King Janus’s vision of a Unified Realm has failed, drowned in the blood of brave men fighting for a cause that was forged from a lie. Sick at heart, Vaelin Al Sorna, warrior of the Sixth Order, returns home, determined to kill no more, seeking peace far from the intrigues of a troubled Realm.
But those gifted with the blood-song are not destined to live quiet lives. Vaelin finds himself a target, both for those seeking revenge and those who know about his gift. And as a great threat once again moves against the Realm, Vaelin realizes that when faced with annihilation, even the most reluctant hand must eventually draw a sword.
I was pleasantly surprised by this book. After reading Blood Song, I immediately wanted to read the next book in Anthony Ryan’s “A Raven’s Shadow” series to continue enjoying the rich world and enjoyable characters Ryan has crafted.

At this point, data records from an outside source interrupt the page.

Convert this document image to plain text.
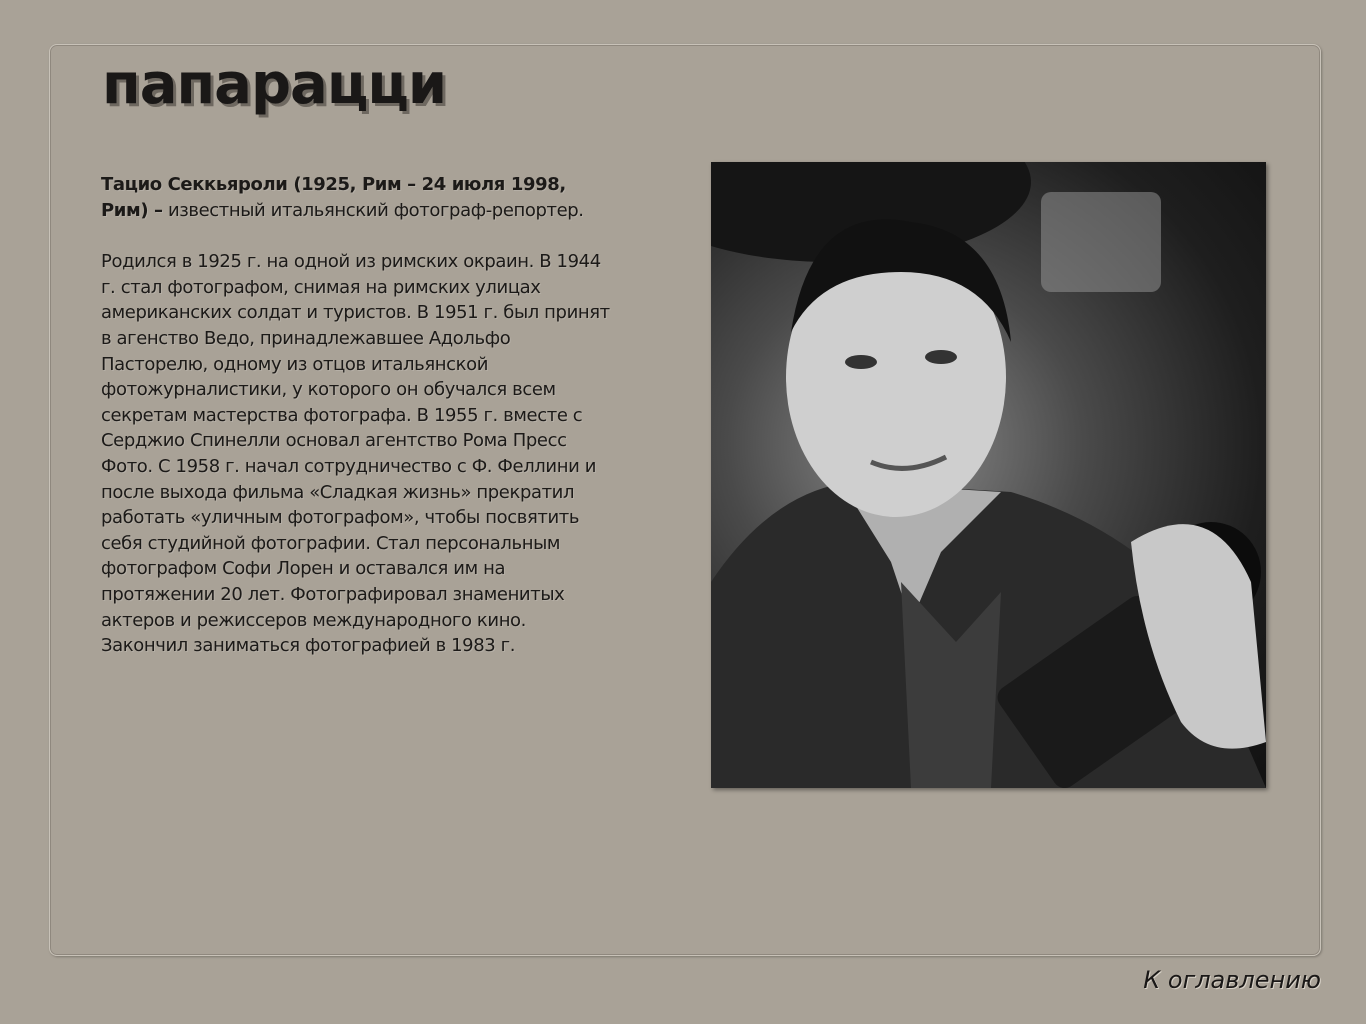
папарацци

Тацио Секкьяроли (1925, Рим – 24 июля 1998,
Рим) – известный итальянский фотограф-репортер.

Родился в 1925 г. на одной из римских окраин. В 1944
г. стал фотографом, снимая на римских улицах
американских солдат и туристов. В 1951 г. был принят
в агенство Ведо, принадлежавшее Адольфо
Пасторелю, одному из отцов итальянской
фотожурналистики, у которого он обучался всем
секретам мастерства фотографа. В 1955 г. вместе с
Серджио Спинелли основал агентство Рома Пресс
Фото. С 1958 г. начал сотрудничество с Ф. Феллини и
после выхода фильма «Сладкая жизнь» прекратил
работать «уличным фотографом», чтобы посвятить
себя студийной фотографии. Стал персональным
фотографом Софи Лорен и оставался им на
протяжении 20 лет. Фотографировал знаменитых
актеров и режиссеров международного кино.
Закончил заниматься фотографией в 1983 г.

К оглавлению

I didn’t know what the second book was or if it was even published yet so I went right to Amazon to see what I could find, and my heart sank a bit when I saw the reviews. Many of the reviews were critical of Ryan and Tower Lord for “lack of character growth” and for pacing issues. I have to disagree. I was worried going in that I’d ruined myself for the book by reading these reviews, but I quickly forgot entirely about them.
The best thing I can ever say about a book is that it makes me forget the world around me and Tower Lord did that. I couldn’t wait to pick it up and keep reading and when I was reading I didn’t want to put it down.

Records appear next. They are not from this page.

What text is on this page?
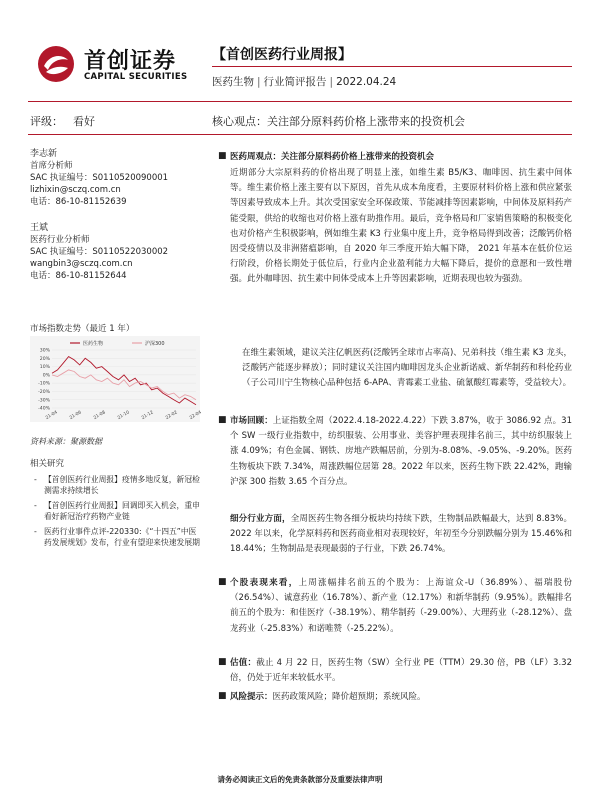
首创证券
CAPITAL SECURITIES
【首创医药行业周报】
医药生物 | 行业简评报告 | 2022.04.24
评级： 看好	核心观点：关注部分原料药价格上涨带来的投资机会
李志新
首席分析师
SAC 执证编号：S0110520090001
lizhixin@sczq.com.cn
电话：86-10-81152639
王斌
医药行业分析师
SAC 执证编号：S0110522030002
wangbin3@sczq.com.cn
电话：86-10-81152644
市场指数走势（最近 1 年）
30%
20%
10%
0%
-10%
-20%
-30%
-40%
21-04 21-06 21-08 21-10 21-12 22-02 22-04
医药生物	沪深300
资料来源：聚源数据
相关研究
- 【首创医药行业周报】疫情多地反复，新冠检测需求持续增长
- 【首创医药行业周报】回调即买入机会，重申看好新冠治疗药物产业链
- 医药行业事件点评-220330:《“十四五”中医药发展规划》发布，行业有望迎来快速发展期
■ 医药周观点：关注部分原料药价格上涨带来的投资机会
近期部分大宗原料药的价格出现了明显上涨，如维生素 B5/K3、咖啡因、抗生素中间体等。维生素价格上涨主要有以下原因，首先从成本角度看，主要原材料价格上涨和供应紧张等因素导致成本上升。其次受国家安全环保政策、节能减排等因素影响，中间体及原料药产能受限，供给的收缩也对价格上涨有助推作用。最后，竞争格局和厂家销售策略的积极变化也对价格产生积极影响，例如维生素 K3 行业集中度上升，竞争格局得到改善；泛酸钙价格因受疫情以及非洲猪瘟影响，自 2020 年三季度开始大幅下降， 2021 年基本在低价位运行阶段，价格长期处于低位后，行业内企业盈利能力大幅下降后，提价的意愿和一致性增强。此外咖啡因、抗生素中间体受成本上升等因素影响，近期表现也较为强劲。
在维生素领域，建议关注亿帆医药(泛酸钙全球市占率高)、兄弟科技（维生素 K3 龙头，泛酸钙产能逐步释放）；同时建议关注国内咖啡因龙头企业新诺威、新华制药和科伦药业（子公司川宁生物核心品种包括 6-APA、青霉素工业盐、硫氰酸红霉素等，受益较大）。
■ 市场回顾：上证指数全周（2022.4.18-2022.4.22）下跌 3.87%，收于 3086.92 点。31 个 SW 一级行业指数中，纺织服装、公用事业、美容护理表现排名前三，其中纺织服装上涨 4.09%；有色金属、钢铁、房地产跌幅居前，分别为-8.08%、-9.05%、-9.20%。医药生物板块下跌 7.34%，周涨跌幅位居第 28。2022 年以来，医药生物下跌 22.42%，跑输沪深 300 指数 3.65 个百分点。
细分行业方面，全周医药生物各细分板块均持续下跌，生物制品跌幅最大，达到 8.83%。2022 年以来，化学原料药和医药商业相对表现较好，年初至今分别跌幅分别为 15.46%和 18.44%；生物制品是表现最弱的子行业，下跌 26.74%。
■ 个股表现来看，上周涨幅排名前五的个股为：上海谊众-U（36.89%）、福瑞股份（26.54%）、诚意药业（16.78%）、新产业（12.17%）和新华制药（9.95%）。跌幅排名前五的个股为：和佳医疗（-38.19%）、精华制药（-29.00%）、大理药业（-28.12%）、盘龙药业（-25.83%）和诺唯赞（-25.22%）。
■ 估值：截止 4 月 22 日，医药生物（SW）全行业 PE（TTM）29.30 倍，PB（LF）3.32 倍，仍处于近年来较低水平。
■ 风险提示：医药政策风险；降价超预期；系统风险。
请务必阅读正文后的免责条款部分及重要法律声明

What’s interesting about Tower Lord is that we switch modes a bit.
Blood Song was principally about Vaelin. In fact Vaelin was the narrator, speaking to the historian, the same device used by Patrick Rothfuss in the Kingkiller Chronicles. In Tower Lord we switch to a Robert Jordan style setup with the point of view alternating between Reva, Lyrna, Frentis and Vaelin.
The biggest weakness of Tower Lord is Reva. She’s a compelling character, almost a female counterpoint to Vaelin. The difference is that in Vaelin we have a character who literally trained his whole life to hone the set of skills that he has, which helped keep him from coming off as a Mary Sue.
Reva on the other hand received at best a couple months of training from Vaelin in the sword and bow, and by the end of the book is using them as if she had trained the years Vaelin had.
That would be plausible if the book covered the entirety of Reva’s life as Blood Song did with Vaelin, but that’s not the case. The events of Tower Lord take place over the span of months rather than decades. Despite this, I thoroughly enjoyed Tower Lord and look forward to reading Queen Of Fire!